Molecular and environmental contributors to neurological complications in sickle cell disease.

机构信息

Division of Hematology & Oncology, Department of Internal Medicine, University of Cincinnati College of Medicine, Cincinnati, OH 45219-0525, USA.

Department of Neurology & Rehabilitation Medicine, University of Cincinnati College of Medicine, Cincinnati, OH 45267-0525, USA.

出版信息

Exp Biol Med (Maywood). 2023 Aug;248(15):1319-1332. doi: 10.1177/15353702231187646. Epub 2023 Sep 9.

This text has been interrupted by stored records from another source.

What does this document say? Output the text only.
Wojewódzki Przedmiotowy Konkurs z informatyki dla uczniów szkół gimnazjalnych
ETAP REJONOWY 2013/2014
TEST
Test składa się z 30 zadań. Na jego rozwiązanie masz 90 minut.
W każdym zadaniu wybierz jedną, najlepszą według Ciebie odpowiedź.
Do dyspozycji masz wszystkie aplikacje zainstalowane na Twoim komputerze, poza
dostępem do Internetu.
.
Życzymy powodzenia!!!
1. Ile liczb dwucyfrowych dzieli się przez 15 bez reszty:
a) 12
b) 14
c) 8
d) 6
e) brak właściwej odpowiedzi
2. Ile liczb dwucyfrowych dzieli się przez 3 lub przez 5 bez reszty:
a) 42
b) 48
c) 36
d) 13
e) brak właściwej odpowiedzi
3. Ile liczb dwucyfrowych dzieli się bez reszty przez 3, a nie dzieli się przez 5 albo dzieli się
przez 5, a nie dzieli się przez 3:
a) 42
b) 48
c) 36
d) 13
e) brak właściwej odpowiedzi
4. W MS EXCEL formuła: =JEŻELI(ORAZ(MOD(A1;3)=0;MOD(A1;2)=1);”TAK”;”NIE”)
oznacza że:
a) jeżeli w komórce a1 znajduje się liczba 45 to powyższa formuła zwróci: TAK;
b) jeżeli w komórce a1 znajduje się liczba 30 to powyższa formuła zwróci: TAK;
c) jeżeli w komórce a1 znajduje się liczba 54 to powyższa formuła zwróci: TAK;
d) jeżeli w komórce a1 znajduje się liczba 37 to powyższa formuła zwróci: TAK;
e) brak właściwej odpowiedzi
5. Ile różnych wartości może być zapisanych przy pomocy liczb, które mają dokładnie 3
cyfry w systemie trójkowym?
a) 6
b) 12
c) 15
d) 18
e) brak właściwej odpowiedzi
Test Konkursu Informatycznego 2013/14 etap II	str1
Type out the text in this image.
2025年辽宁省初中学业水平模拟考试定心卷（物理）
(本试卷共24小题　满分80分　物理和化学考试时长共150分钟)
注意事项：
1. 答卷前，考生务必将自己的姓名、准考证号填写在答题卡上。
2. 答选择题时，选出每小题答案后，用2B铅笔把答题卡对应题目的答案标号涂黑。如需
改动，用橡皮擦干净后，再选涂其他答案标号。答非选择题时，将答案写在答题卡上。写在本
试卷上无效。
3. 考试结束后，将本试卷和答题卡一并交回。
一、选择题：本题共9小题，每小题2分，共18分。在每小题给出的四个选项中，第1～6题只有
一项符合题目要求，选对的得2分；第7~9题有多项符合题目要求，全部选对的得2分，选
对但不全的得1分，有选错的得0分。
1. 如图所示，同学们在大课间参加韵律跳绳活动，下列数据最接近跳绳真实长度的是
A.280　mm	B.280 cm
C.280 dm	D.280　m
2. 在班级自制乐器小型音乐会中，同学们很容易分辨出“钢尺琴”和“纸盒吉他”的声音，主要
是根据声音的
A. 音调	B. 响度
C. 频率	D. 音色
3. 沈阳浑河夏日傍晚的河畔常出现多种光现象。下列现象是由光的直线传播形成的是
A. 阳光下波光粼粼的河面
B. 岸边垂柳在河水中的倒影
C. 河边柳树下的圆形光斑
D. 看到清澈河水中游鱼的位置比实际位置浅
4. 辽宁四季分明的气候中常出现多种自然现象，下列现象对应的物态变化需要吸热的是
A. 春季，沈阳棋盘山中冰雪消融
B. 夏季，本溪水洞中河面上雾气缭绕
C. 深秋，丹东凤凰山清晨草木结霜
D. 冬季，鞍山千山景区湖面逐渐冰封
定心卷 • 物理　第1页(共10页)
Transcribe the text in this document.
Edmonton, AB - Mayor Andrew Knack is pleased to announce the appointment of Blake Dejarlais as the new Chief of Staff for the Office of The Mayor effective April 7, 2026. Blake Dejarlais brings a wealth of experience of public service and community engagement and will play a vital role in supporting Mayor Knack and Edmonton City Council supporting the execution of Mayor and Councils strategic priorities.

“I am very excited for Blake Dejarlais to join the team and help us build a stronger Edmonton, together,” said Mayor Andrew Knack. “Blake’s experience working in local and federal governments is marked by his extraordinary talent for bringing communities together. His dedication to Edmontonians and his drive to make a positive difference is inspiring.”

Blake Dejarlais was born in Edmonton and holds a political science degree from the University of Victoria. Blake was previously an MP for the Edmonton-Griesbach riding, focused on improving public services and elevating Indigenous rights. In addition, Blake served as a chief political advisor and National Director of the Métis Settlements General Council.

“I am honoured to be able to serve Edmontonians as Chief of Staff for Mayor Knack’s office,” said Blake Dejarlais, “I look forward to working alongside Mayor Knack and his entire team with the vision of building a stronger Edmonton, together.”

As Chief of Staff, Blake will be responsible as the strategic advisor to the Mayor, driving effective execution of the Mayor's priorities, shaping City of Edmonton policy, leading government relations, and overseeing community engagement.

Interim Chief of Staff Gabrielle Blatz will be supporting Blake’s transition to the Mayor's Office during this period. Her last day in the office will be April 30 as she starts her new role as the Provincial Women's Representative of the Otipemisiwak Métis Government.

DOI:10.1177/15353702231187646
PMID:37688519
原文链接:https://pmc.ncbi.nlm.nih.gov/articles/PMC10625341/
Abstract

Sickle cell disease (SCD) is an inherited hemoglobinopathy in which affected hemoglobin polymerizes under hypoxic conditions resulting in red cell distortion and chronic hemolytic anemia. SCD affects millions of people worldwide, primarily in Sub-Saharan Africa and the Indian subcontinent. Due to vaso-occlusion of sickled red cells within the microvasculature, SCD affects virtually every organ system and causes significant morbidity and early mortality. The neurological complications of SCD are particularly devastating and diverse, ranging from overt stroke to covert cerebral injury, including silent cerebral infarctions and blood vessel tortuosity. However, even individuals without evidence of neuroanatomical changes in brain imaging have evidence of cognitive deficits compared to matched healthy controls likely due to chronic cerebral hypoxemia and neuroinflammation. In this review, we first examined the biological contributors to SCD-related neurological complications and then discussed the equally important socioenvironmental contributors. We then discuss the evidence for neuroprotection from the two primary disease-modifying therapies, chronic monthly blood transfusions and hydroxyurea, and end with several experimental therapies designed to specifically target these complications.

摘要

镰状细胞病(SCD)是一种遗传性血红蛋白病,在缺氧条件下受影响的血红蛋白聚合,导致红细胞变形和慢性溶血性贫血。SCD 影响全球数百万人,主要在撒哈拉以南非洲和印度次大陆。由于镰状红细胞在微血管内发生血管阻塞,SCD 几乎影响所有器官系统,并导致严重的发病率和早期死亡率。SCD 的神经并发症特别具有破坏性和多样性,从明显的中风到隐匿性脑损伤,包括无症状性脑梗死和血管迂曲。然而,即使在脑影像学检查没有神经解剖学改变证据的情况下,与匹配的健康对照组相比,也有认知缺陷的证据,这可能是由于慢性脑缺氧和神经炎症所致。在这篇综述中,我们首先检查了 SCD 相关神经并发症的生物学因素,然后讨论了同样重要的社会环境因素。然后,我们讨论了两种主要的疾病修饰治疗方法——慢性每月输血和羟基脲——的神经保护作用的证据,并以几种旨在专门针对这些并发症的实验性治疗方法结束。